OpenAI has built its first chip designed from scratch to run, rather than train, its AI models. The chip, called Jalapeño, was co-developed with Broadcom and unveiled on June 24, 2026, and it is best read as a declaration that the operating leverage in frontier AI has moved from training to inference.
Inference is the step where a trained model actually answers a user, and that is where OpenAI's bills now live. ChatGPT, the API, and a growing fleet of coding agents serve more than 800 million people a week, according to the company's October 2025 strategic collaboration announcement, and each request is a small unit of compute that, in aggregate, dominates the company's cost structure. Jalapeño is a chip built for that workload alone.
The technical choices follow from the workload. The chip was designed as a clean-sheet inference processor rather than an adaptation of an earlier AI accelerator, and it is paired with Broadcom's Tomahawk networking silicon so that thousands of chips can act as one. Celestica is co-developing the board and rack integration. Engineering samples are already running OpenAI's own models, including a variant called GPT-5.3-Codex-Spark, at the target frequency and power the company plans to ship, per the company's Jalapeño announcement.
The design cycle was unusually short. OpenAI and Broadcom took the chip from concept to tape-out in nine months, which Broadcom has called the fastest ASIC development cycle ever recorded in high-performance advanced semiconductors. Parts of the design and optimization pipeline were assisted by OpenAI's own models, a small detail that points to the feedback loop OpenAI is trying to build between its research and its infrastructure.

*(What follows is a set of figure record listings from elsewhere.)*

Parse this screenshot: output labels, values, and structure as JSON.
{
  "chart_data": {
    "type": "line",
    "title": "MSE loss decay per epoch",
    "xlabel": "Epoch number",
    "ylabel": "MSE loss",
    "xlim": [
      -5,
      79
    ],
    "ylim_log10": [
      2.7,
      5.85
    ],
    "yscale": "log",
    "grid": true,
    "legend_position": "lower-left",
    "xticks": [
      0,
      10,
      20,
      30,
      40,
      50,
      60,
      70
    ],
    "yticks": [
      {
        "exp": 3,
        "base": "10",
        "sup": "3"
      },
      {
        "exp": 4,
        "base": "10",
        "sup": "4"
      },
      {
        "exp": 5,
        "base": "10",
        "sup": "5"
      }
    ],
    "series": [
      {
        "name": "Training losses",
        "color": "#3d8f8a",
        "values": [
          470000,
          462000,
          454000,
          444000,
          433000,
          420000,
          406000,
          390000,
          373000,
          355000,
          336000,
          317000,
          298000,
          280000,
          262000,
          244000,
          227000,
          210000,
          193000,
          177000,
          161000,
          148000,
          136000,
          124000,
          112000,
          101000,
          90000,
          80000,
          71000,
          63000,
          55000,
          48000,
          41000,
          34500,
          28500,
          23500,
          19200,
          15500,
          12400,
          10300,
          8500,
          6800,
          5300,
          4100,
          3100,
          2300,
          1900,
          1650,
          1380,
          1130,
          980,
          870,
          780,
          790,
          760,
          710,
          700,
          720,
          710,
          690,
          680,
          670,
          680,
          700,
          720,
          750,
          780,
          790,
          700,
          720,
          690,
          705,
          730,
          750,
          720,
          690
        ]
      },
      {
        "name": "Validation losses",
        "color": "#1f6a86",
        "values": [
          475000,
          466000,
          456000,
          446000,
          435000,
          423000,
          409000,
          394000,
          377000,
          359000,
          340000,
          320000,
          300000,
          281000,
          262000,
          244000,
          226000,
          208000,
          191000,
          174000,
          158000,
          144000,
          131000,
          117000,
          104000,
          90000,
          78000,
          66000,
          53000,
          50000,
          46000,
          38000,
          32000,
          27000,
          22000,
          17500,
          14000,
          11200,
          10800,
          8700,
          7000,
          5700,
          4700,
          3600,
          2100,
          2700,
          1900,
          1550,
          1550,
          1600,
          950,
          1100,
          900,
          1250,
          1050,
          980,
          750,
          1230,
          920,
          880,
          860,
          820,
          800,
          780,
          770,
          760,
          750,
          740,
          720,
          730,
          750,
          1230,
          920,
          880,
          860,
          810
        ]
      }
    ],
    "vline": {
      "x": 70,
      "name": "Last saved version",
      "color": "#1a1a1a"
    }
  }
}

The cost story is the one that will draw most scrutiny, and it is also the one that is least settled. OpenAI has said only that early testing shows performance-per-watt, or how much useful work a chip does per unit of power, is "substantially better than current state-of-the-art". That is a company claim about a chip that has not yet shipped, with no independent benchmark to test it against. The unit-economics case for custom silicon should be held as a working hypothesis rather than a result.
Deployment plans match the scale of the ambition. OpenAI has said the chip will roll out at gigawatt scale with Microsoft and other partners beginning in 2026, with a multi-generation roadmap. The earlier October 2025 announcement committed 10 gigawatts of custom AI accelerators and Broadcom's Ethernet networking across racks. This is a multi-year buildout, not a swap of one supplier for another.
The competitive frame is also narrower than the headlines suggest. Jalapeño does not displace Nvidia. Pre-training of large models, the most compute-intensive step, will still run largely on Nvidia hardware. What changes is the workload split: training stays where it is, and a growing share of the day-to-day cost of running AI moves onto chips OpenAI controls. That is a complement to Nvidia's business rather than a replacement of it, a framing consistent with Reuters' earlier coverage of the custom-chip program.
OpenAI is not the first frontier AI lab to reach this conclusion. Google has spent more than a decade building its Tensor Processing Units, the chips that run Google Search, Gemini, and a growing share of third-party AI workloads on its cloud. Amazon has built Trainium for training and Inferentia for inference to serve AWS customers. The pattern is now the default for any company that runs AI at scale, and the question for the next few years is no longer whether a serious AI lab will own part of its silicon, but how much of the stack it will own, and how fast.
The open questions are whether independent benchmarks will confirm OpenAI's performance-per-watt claims once the chip reaches production silicon rather than engineering samples, how quickly subsequent generations arrive on the multi-generation roadmap, what terms Microsoft and other partners agree to as the 10-gigawatt plan becomes real orders, and whether other frontier labs accelerate their own custom-silicon programs in response.